Recently The National Consumer Disputes Redressal Commission has held a Delhi doctor guilty of “limited medical negligence” for verbally advising, instead of prescribing in writing, the use of eye drops to a patient who lost his vision following its prolonged application, reports TOI. The commission directed the doctor to pay the patient, compensation of Rs 50,000.

The commission said that the eye surgeon did not spell out in writing the “dosage and duration of the medicine”. And at the same time, it blamed Gupta for not turning up for follow-ups and for continuing the drops despite being provided just one vial by the doctor.

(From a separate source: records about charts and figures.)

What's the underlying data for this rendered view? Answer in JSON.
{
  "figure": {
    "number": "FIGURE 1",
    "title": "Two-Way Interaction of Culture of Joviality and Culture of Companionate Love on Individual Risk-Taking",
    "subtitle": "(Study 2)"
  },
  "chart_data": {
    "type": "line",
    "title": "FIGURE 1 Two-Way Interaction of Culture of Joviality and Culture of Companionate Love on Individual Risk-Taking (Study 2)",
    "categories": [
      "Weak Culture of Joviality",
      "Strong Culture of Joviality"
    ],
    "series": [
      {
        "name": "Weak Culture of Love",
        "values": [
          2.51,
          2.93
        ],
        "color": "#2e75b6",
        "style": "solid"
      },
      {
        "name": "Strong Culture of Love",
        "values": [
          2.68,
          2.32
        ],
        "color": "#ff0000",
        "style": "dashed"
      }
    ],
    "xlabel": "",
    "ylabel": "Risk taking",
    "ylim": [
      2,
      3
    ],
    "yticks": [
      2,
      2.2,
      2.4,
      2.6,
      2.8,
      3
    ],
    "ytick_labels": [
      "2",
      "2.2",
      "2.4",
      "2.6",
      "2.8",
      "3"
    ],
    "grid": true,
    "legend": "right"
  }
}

There was an element of “contributory negligence” by the patient and the same was considered as a mitigating circumstance while awarding the compensation.

In 1993, the patient had pterygium left eye. Post operatively he was prescribed local application of Mitomycin-C. He was verbally told to take it for no more than two weeks as this could harm but was not documented. But the patient continued the drops and over a period developed dry eye due to prolonged use of the drug.

The national commission observed that since the doctor had converted just one vial of Mitomycin-C injection into eye drops the indication was for its limited use for about two weeks and not several months.

Because of this the commission held the doctor guilty of only ‘limited medical negligence’ for not having put down in writing the dosage and duration of the medicine in the prescription slip.

The doctor was guilty of ‘limited medical negligence’ since he had failed to put in writing the dosage and duration of the medicine.